In deciding what articles to publish most scholarly journals follow a process known as double-blind review. What this means is that if I submit an article to a journal, the journal's editor strips my name from the article before he or she sends it out to other scholars for them to review. After they return their reviews to the editor, he or she then removes their name from their reviews before sending them on to be. In other words, reviewers don't know who writes the articles they review, and I don't know who reviews my articles. Hence the term, double-blind review.
The idea lying behind this approach, of course, is that it allows reviewers to be more honest in their reviews. They don't have to worry that if they critically review an article written by a prominent scholar, they won't face retribution some time in the future. This is a reasonable concern, and the double-blind system is probably the best system available, but it does yield some ironic reviews from time-to-time.

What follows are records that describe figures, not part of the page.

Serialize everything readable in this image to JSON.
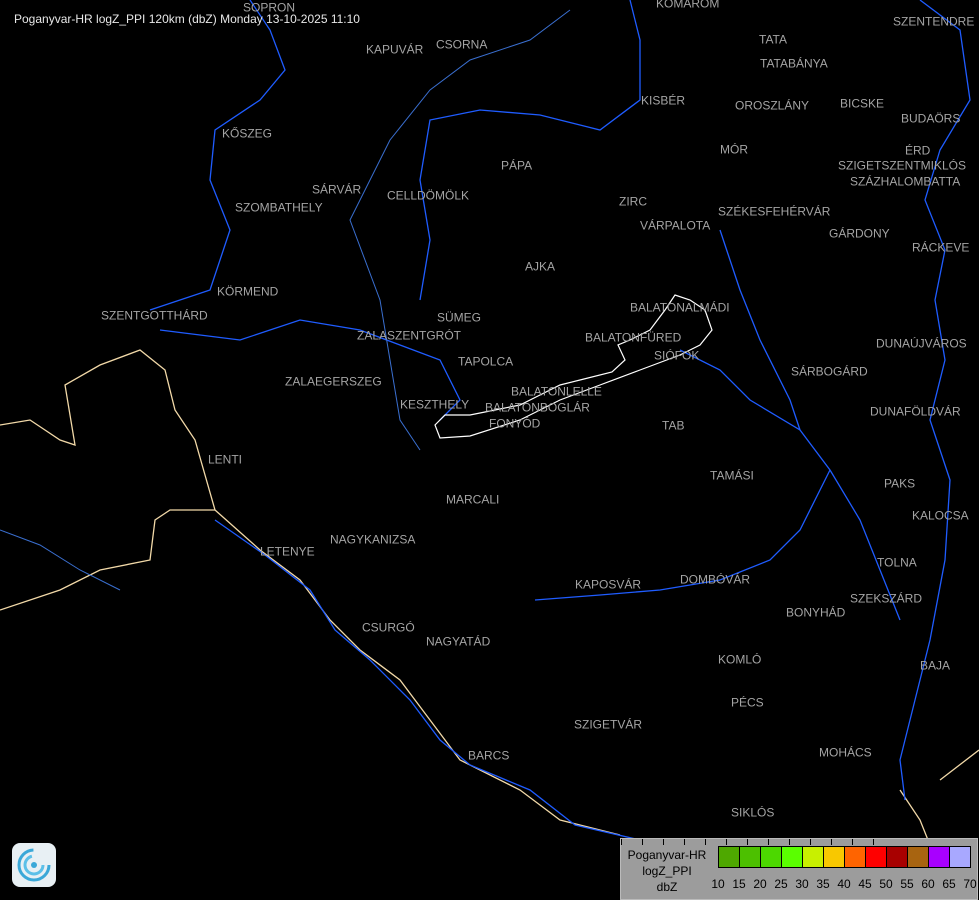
{
  "title": "Poganyvar-HR logZ_PPI 120km (dbZ) Monday 13-10-2025 11:10",
  "colors": {
    "background": "#000000",
    "river": "#1f5cff",
    "border": "#f2d9a8",
    "lake": "#ffffff",
    "label": "#a4a4a4"
  },
  "cities": [
    {
      "name": "SOPRON"
    },
    {
      "name": "KOMÁROM"
    },
    {
      "name": "SZENTENDRE"
    },
    {
      "name": "KAPUVÁR"
    },
    {
      "name": "CSORNA"
    },
    {
      "name": "TATA"
    },
    {
      "name": "TATABÁNYA"
    },
    {
      "name": "KISBÉR"
    },
    {
      "name": "OROSZLÁNY"
    },
    {
      "name": "BICSKE"
    },
    {
      "name": "BUDAÖRS"
    },
    {
      "name": "KŐSZEG"
    },
    {
      "name": "MÓR"
    },
    {
      "name": "ÉRD"
    },
    {
      "name": "SZIGETSZENTMIKLÓS"
    },
    {
      "name": "SZÁZHALOMBATTA"
    },
    {
      "name": "PÁPA"
    },
    {
      "name": "SÁRVÁR"
    },
    {
      "name": "CELLDÖMÖLK"
    },
    {
      "name": "SZOMBATHELY"
    },
    {
      "name": "ZIRC"
    },
    {
      "name": "VÁRPALOTA"
    },
    {
      "name": "SZÉKESFEHÉRVÁR"
    },
    {
      "name": "GÁRDONY"
    },
    {
      "name": "RÁCKEVE"
    },
    {
      "name": "AJKA"
    },
    {
      "name": "KÖRMEND"
    },
    {
      "name": "BALATONALMÁDI"
    },
    {
      "name": "SZENTGOTTHÁRD"
    },
    {
      "name": "SÜMEG"
    },
    {
      "name": "ZALASZENTGRÓT"
    },
    {
      "name": "BALATONFÜRED"
    },
    {
      "name": "DUNAÚJVÁROS"
    },
    {
      "name": "SIÓFOK"
    },
    {
      "name": "TAPOLCA"
    },
    {
      "name": "SÁRBOGÁRD"
    },
    {
      "name": "ZALAEGERSZEG"
    },
    {
      "name": "BALATONLELLE"
    },
    {
      "name": "BALATONBOGLÁR"
    },
    {
      "name": "KESZTHELY"
    },
    {
      "name": "DUNAFÖLDVÁR"
    },
    {
      "name": "FONYÓD"
    },
    {
      "name": "TAB"
    },
    {
      "name": "LENTI"
    },
    {
      "name": "TAMÁSI"
    },
    {
      "name": "PAKS"
    },
    {
      "name": "MARCALI"
    },
    {
      "name": "KALOCSA"
    },
    {
      "name": "NAGYKANIZSA"
    },
    {
      "name": "LETENYE"
    },
    {
      "name": "TOLNA"
    },
    {
      "name": "KAPOSVÁR"
    },
    {
      "name": "DOMBÓVÁR"
    },
    {
      "name": "SZEKSZÁRD"
    },
    {
      "name": "BONYHÁD"
    },
    {
      "name": "CSURGÓ"
    },
    {
      "name": "NAGYATÁD"
    },
    {
      "name": "KOMLÓ"
    },
    {
      "name": "BAJA"
    },
    {
      "name": "PÉCS"
    },
    {
      "name": "SZIGETVÁR"
    },
    {
      "name": "BARCS"
    },
    {
      "name": "MOHÁCS"
    },
    {
      "name": "SIKLÓS"
    }
  ],
  "legend": {
    "line1": "Poganyvar-HR",
    "line2": "logZ_PPI",
    "line3": "dbZ",
    "colors": [
      "#4ea800",
      "#4cc000",
      "#4cd800",
      "#5aff00",
      "#c8f000",
      "#f8c800",
      "#ff6400",
      "#ff0000",
      "#a80000",
      "#a86410",
      "#a800ff",
      "#a8a8ff"
    ],
    "ticks": [
      "10",
      "15",
      "20",
      "25",
      "30",
      "35",
      "40",
      "45",
      "50",
      "55",
      "60",
      "65",
      "70"
    ]
  }
}
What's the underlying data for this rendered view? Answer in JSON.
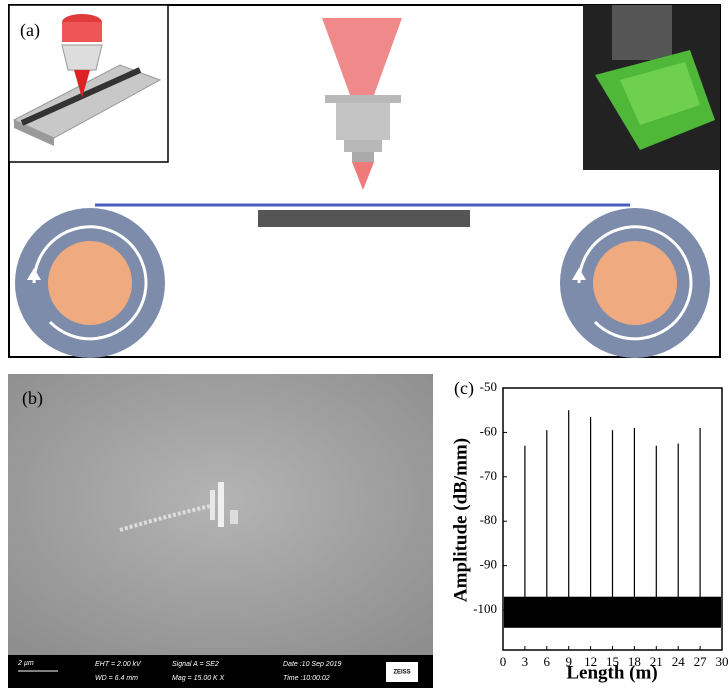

For example, when Mark Granovetter submitted his first submitted his article, "The Strength of Weak Ties," one reviewer commented that it wasn't worthy of being published in a third-tier journal. Mark almost didn't resubmit it. Good thing he did, though. It is now one of the most highly cited articles of all time and has been featured in books such as Malcolm Gladwell's "The Tipping Point" and Albert-László Barabási's "Linked."
Recently, two of my colleagues and I received a review for an article we submitted a couple of months ago. We used a theoretical approach known as "institutional logics" to explore the venture capital industry, and one of the reviewers suggested that we didn't know what we were talking about, that we needed to read a particular book on institutional logics. The irony is that one of the colleagues who wrote the paper with me was a co-author of that book. Go figure.